The median age in the city was 55.3 years. 12.1% of residents were under the age of 18; 5.8% were between the ages of 18 and 24; 10.7% were from 25 to 44; 43.8% were from 45 to 64; and 27.6% were 65 years of age or older. The gender makeup of the city was 47.2% male and 52.8% female.

===2000 census===
As of the census of 2000, there were 326 people, 132 households, and 104 families living in the city. The population density was 314.5 PD/sqmi. There were 146 housing units at an average density of 140.8 /sqmi. The racial makeup of the city was 96.32% White, 0.92% African American and 2.76% Asian. Hispanic or Latino of any race were 1.23% of the population.

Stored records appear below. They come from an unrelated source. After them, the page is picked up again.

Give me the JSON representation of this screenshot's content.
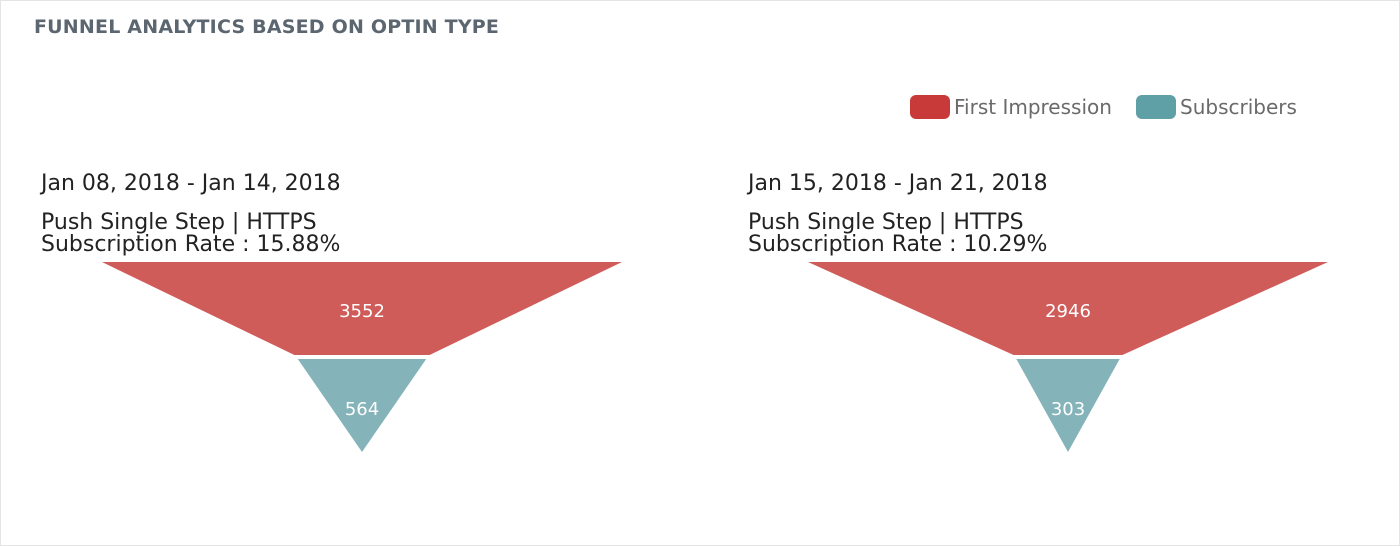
{
  "title": "FUNNEL ANALYTICS BASED ON OPTIN TYPE",
  "legend": [
    {
      "name": "First Impression",
      "color": "#c83a3a"
    },
    {
      "name": "Subscribers",
      "color": "#5f9fa6"
    }
  ],
  "colors": {
    "first_impression_fill": "#d05c5a",
    "subscribers_fill": "#84b3b9"
  },
  "chart_data": [
    {
      "type": "funnel",
      "date_range": "Jan 08, 2018 - Jan 14, 2018",
      "optin": "Push Single Step | HTTPS",
      "rate_text": "Subscription Rate : 15.88%",
      "stages": [
        {
          "name": "First Impression",
          "value": 3552
        },
        {
          "name": "Subscribers",
          "value": 564
        }
      ]
    },
    {
      "type": "funnel",
      "date_range": "Jan 15, 2018 - Jan 21, 2018",
      "optin": "Push Single Step | HTTPS",
      "rate_text": "Subscription Rate : 10.29%",
      "stages": [
        {
          "name": "First Impression",
          "value": 2946
        },
        {
          "name": "Subscribers",
          "value": 303
        }
      ]
    }
  ]
}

There were 132 households, out of which 25.8% had children under the age of 18 living with them, 76.5% were married couples living together, 0.8% had a female householder with no husband present, and 21.2% were non-families. 20.5% of all households were made up of individuals, and 7.6% had someone living alone who was 65 years of age or older. The average household size was 2.47 and the average family size was 2.83.

In the city, 20.2% of the population was under the age of 18, 4.3% from 18 to 24, 17.5% from 25 to 44, 36.8% from 45 to 64, and 21.2% was 65 years of age or older. The median age was 49 years. For every 100 females, there were 106.3 males. For every 100 females age 18 and over, there were 101.6 males.

The median income for a household in the city was $114,524, and the median income for a family was $131,261. Males had a median income of $100,000 versus $48,750 for females. The per capita income for the city was $83,792. None of the families and 1.2% of the population were living below the poverty line, including none under eighteen and 2.6% of those over 64.

==Education==
A portion is in the Pontiac School District.